At a very early age most of us learn that "haste makes waste". Although we may think we know what this means, we do not fully understand until we experience it. Much like not fully grasping the reality that a stove is hot until touching it, we cannot grasp the reason for taking the extra time to think something through until we suffer the consequences of not doing so.
We live on the proverbial "shoestring" in that we have no money available to waste. We must be extremely careful to make sure we do not break things or waste money on frivolous extravagance. For the most part we do a good job of carefully watching what we do and where our resources go.
Yesterday we had a forecast for sleet and rain to move in late in the morning. Knowing this, I diligently got the trash taken down to the end of the road for pickup, fed the horse, got him a new bale of hay and put water in his huge rubber trough. Feeling I had been a good steward of time and resources I busied myself with business the rest of the day.
By mid afternoon we noticed our water pressure was dropping. By late afternoon we barely had enough water to wash our hands. I meticulously checked every toilet and faucet looking for one that was running. Everything checked out fine. I looked at the gauge down where the well water goes to the pump and it was going crazy. Obviously there was either a major leak or a malfunction of the gauge or other things relating to the well.
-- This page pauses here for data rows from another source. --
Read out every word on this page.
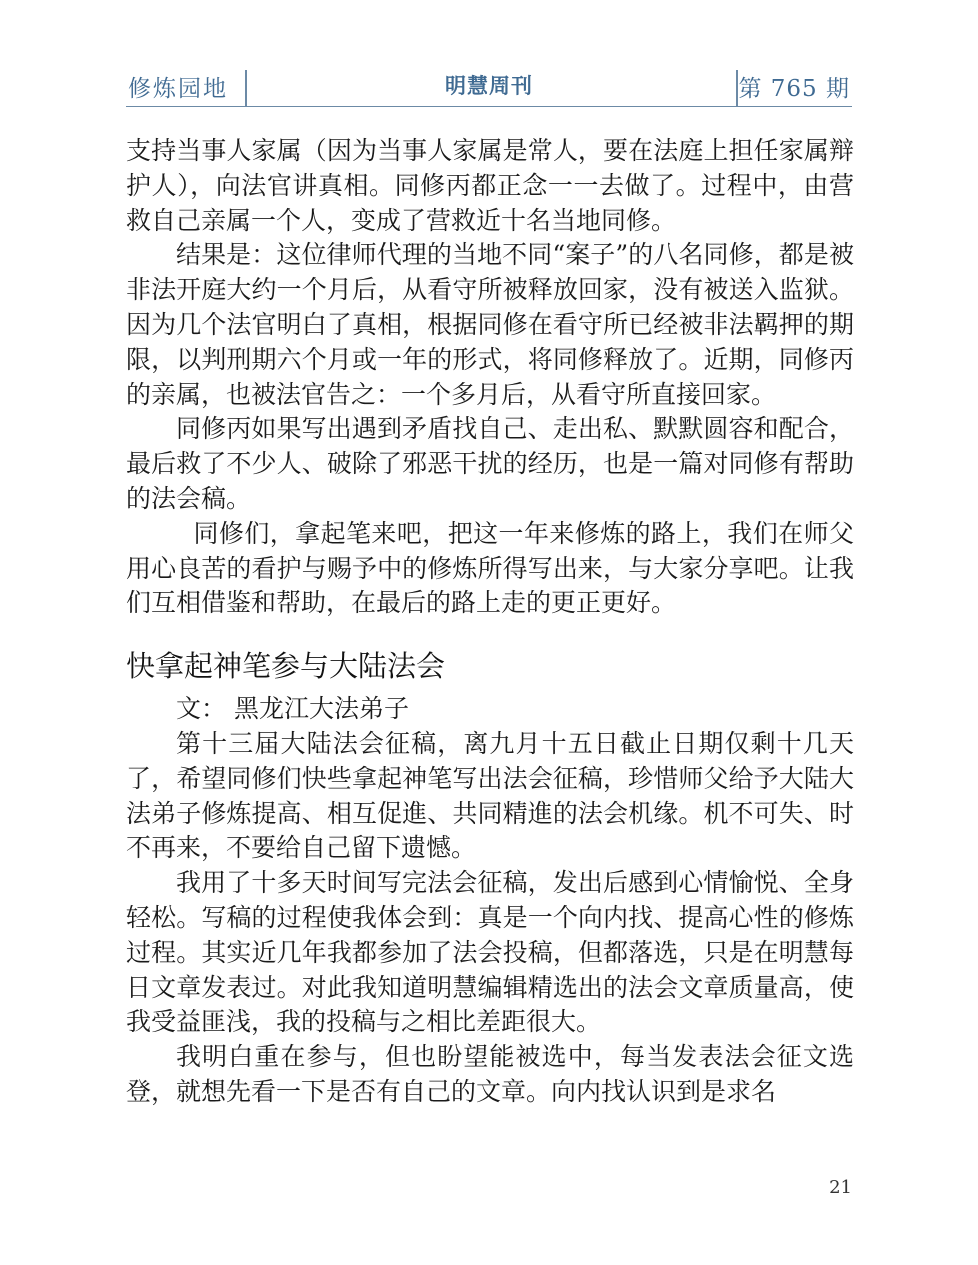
修炼园地	明慧周刊	第 765 期

支持当事人家属（因为当事人家属是常人，要在法庭上担任家属辩护人），向法官讲真相。同修丙都正念一一去做了。过程中，由营救自己亲属一个人，变成了营救近十名当地同修。

结果是：这位律师代理的当地不同“案子”的八名同修，都是被非法开庭大约一个月后，从看守所被释放回家，没有被送入监狱。因为几个法官明白了真相，根据同修在看守所已经被非法羁押的期限，以判刑期六个月或一年的形式，将同修释放了。近期，同修丙的亲属，也被法官告之：一个多月后，从看守所直接回家。

同修丙如果写出遇到矛盾找自己、走出私、默默圆容和配合，最后救了不少人、破除了邪恶干扰的经历，也是一篇对同修有帮助的法会稿。

同修们，拿起笔来吧，把这一年来修炼的路上，我们在师父用心良苦的看护与赐予中的修炼所得写出来，与大家分享吧。让我们互相借鉴和帮助，在最后的路上走的更正更好。

快拿起神笔参与大陆法会

文： 黑龙江大法弟子

第十三届大陆法会征稿，离九月十五日截止日期仅剩十几天了，希望同修们快些拿起神笔写出法会征稿，珍惜师父给予大陆大法弟子修炼提高、相互促進、共同精進的法会机缘。机不可失、时不再来，不要给自己留下遗憾。

我用了十多天时间写完法会征稿，发出后感到心情愉悦、全身轻松。写稿的过程使我体会到：真是一个向内找、提高心性的修炼过程。其实近几年我都参加了法会投稿，但都落选，只是在明慧每日文章发表过。对此我知道明慧编辑精选出的法会文章质量高，使我受益匪浅，我的投稿与之相比差距很大。

我明白重在参与，但也盼望能被选中，每当发表法会征文选登，就想先看一下是否有自己的文章。向内找认识到是求名

21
I put a call into the well company and they promptly showed up this morning at 7:45. They were friendly but baffled in that everything checked out fine. They said there had to be water running somewhere. By process of elimination they found the culprit. I had forgotten to turn off the faucet that was filing the horse's water. OMG, I still cannot believe I will end up wasting $75 for a service call for two guys to find out I had a "senior moment".
Using another cliche, I cannot "cry over spilt milk (or water)". All I can do is learn from my mistake and redouble my efforts to think, check and double check things I do that entail water, electricity, gasoline or other potentially dangerous or expensive items. Even as I write these words I am shaking my head that I could be so
The moral of this story is that the next time your television doesn't work, make sure it is plugged in before calling an electrician. The next time your computer is dark make sure it is turned on before calling tech support. The next time your car stops running make sure there is gas in it before calling the mechanic and the next time your water pressure drops make sure you did not forget to turn the water off!
Boy, that came at the right time. We are going through a similar financial set-back. Every time we seem to be getting ahead something seems to break down. Just last night my car window stopped working. It absolutley won't roll up. It wouldn't be a problem but it's supposed to snow. Ick! And we have no money to get it fixed. I'll see if I can fix it. Thanks.
My husband is a technician and he will tell you this happens more often then not. He has gone out on so many calls on campus where the only problem was someone neglected to plug something in. He has gotten to the point where he will ask them first if it is plug in. Sometimes he gets an angry, "Of course it's plugged in!" and discover when he arrives, it is not.
My favorite story though is about s professor who once ordered a television set be delivered to his office. He gave the building and room number of his office and was told it would be delivered in just a bit. He would be in class but that was okay as they had a master key to those offices. My husband sent a work study student to deliver the television.
A while later, a very irate professor called wanting to know where the television was. The student said he delivered it. My husband verified the office number and went down to investigate. He unlocked the door and there was the television set. Hmm... this was strange. He called the professor and said it was in his office. The professor said it couldn't be because he was in his office at the moment. My husband once again confirmed the room number, went outside, checked the number and scratched his head. He then consulted a directory and... well... that college professor was pretty embarrassed that he did not know the room number to his own office.
So many times when we encounter problems in our lives, we are quick to blame others or look for other reasons for the problem. Often times we are the catalyst of the problem. When I encounter problems in life... I will remember to check the connections first.
NO... it couldn't be MY fault could it??? (raising hand) - guilty here too..
It reminds me of my wife who loves to show me where to find the thing that I am looking for... right in front of my face!